Wells Fargo disclosed in a regulatory filing Tuesday it has entered resolution discussions with a U.S. authority or authorities regarding potential sanctions violations it voluntarily self-disclosed to the Treasury Department’s Office of Foreign Assets Control (OFAC).

The update was included in the bank’s first-quarter report filed with the Securities and Exchange Commission. Wells Fargo first reported disclosure of the potential violations to OFAC in its second-quarter report for 2017 and that it was cooperating with a related inquiry from the Department of Justice.

“The company … has been cooperating with investigations or inquiries arising out of this matter by federal government agencies,” Wells Fargo stated in Tuesday’s filing. “The company is in resolution discussions with certain of these agencies, although there can be no assurance as to the outcome of these discussions.”

The bank did not specify which regulator it is engaging with regarding a potential resolution. OFAC and the Justice Department did not immediately return requests for comment.

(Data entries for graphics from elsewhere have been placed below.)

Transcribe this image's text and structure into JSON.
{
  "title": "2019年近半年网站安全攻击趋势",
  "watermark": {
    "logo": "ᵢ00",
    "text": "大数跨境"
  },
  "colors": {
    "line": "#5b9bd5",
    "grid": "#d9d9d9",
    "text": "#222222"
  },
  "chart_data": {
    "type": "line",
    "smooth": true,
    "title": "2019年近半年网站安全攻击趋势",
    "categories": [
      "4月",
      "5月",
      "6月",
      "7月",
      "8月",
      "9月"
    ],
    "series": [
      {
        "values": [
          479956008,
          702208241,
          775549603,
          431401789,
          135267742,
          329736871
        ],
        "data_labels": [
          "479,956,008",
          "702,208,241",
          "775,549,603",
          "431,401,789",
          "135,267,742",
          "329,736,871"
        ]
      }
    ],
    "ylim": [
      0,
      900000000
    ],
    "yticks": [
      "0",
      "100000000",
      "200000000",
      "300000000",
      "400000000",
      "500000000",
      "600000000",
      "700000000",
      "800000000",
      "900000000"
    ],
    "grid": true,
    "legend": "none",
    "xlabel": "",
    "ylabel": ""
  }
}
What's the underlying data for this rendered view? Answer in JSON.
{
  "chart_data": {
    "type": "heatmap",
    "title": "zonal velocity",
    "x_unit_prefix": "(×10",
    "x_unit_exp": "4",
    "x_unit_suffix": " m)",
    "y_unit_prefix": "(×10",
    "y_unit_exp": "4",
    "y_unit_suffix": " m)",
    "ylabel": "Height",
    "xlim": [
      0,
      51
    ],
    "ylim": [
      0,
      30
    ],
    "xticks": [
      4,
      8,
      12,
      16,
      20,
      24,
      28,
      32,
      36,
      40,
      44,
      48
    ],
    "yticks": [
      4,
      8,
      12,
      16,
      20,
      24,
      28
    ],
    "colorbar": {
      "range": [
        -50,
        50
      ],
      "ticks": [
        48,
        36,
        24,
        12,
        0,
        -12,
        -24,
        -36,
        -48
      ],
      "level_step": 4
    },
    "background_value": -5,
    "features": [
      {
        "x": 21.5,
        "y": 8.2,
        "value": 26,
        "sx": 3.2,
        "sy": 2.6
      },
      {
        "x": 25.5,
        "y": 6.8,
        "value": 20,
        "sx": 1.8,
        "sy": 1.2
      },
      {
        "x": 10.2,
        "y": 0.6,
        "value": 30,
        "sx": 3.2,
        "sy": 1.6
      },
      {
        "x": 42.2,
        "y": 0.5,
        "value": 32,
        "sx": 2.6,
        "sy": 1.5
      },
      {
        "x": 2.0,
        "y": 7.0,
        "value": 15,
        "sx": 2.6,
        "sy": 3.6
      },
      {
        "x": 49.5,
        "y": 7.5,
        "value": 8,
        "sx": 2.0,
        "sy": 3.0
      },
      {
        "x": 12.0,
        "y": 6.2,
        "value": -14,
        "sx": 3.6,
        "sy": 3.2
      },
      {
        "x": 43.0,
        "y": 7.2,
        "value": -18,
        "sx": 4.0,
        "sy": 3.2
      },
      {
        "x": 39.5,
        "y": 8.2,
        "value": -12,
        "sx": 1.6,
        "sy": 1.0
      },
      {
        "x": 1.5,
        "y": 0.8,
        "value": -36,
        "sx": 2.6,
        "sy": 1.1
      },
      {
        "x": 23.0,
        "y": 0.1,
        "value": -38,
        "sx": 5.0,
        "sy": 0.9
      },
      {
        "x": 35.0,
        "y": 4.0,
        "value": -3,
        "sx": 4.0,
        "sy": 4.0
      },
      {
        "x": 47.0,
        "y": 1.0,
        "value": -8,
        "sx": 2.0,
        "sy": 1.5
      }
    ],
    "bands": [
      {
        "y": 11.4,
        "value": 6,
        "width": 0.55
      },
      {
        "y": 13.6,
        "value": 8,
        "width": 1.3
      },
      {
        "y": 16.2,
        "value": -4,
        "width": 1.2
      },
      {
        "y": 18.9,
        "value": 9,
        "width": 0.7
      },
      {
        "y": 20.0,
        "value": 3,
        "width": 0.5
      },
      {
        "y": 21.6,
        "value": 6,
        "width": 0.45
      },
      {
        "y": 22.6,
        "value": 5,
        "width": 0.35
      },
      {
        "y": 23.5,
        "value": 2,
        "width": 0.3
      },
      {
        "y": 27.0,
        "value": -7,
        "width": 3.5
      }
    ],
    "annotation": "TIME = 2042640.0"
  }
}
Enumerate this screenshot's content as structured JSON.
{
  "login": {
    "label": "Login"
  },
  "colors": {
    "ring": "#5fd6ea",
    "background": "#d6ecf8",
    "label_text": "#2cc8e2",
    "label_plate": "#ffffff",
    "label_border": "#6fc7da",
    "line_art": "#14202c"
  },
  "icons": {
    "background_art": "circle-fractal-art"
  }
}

The issue self-identified related to a Wells Fargo software-based solution used by foreign banks to conduct import/export trade-related financing transactions with countries and entities designated by OFAC.

“We do not believe any funds related to these transactions flowed through accounts at Wells Fargo as a result of the aforementioned conduct,” the bank has stated since first disclosing the matter in 2017.

Wells Fargo offered no further information.

Coordinated resolutions between OFAC and other agencies, including the Justice Department, are not uncommon. In April 2021, German software company SAP SE agreed to pay more than $8 million in combined penalties issued by the Justice Department, the U.S. Department of Commerce’s Bureau of Industry and Security, and OFAC after admitting to committing violations of sanctions against Iran that occurred when Iranian-based users paid to download SAP software, upgrades, and patches.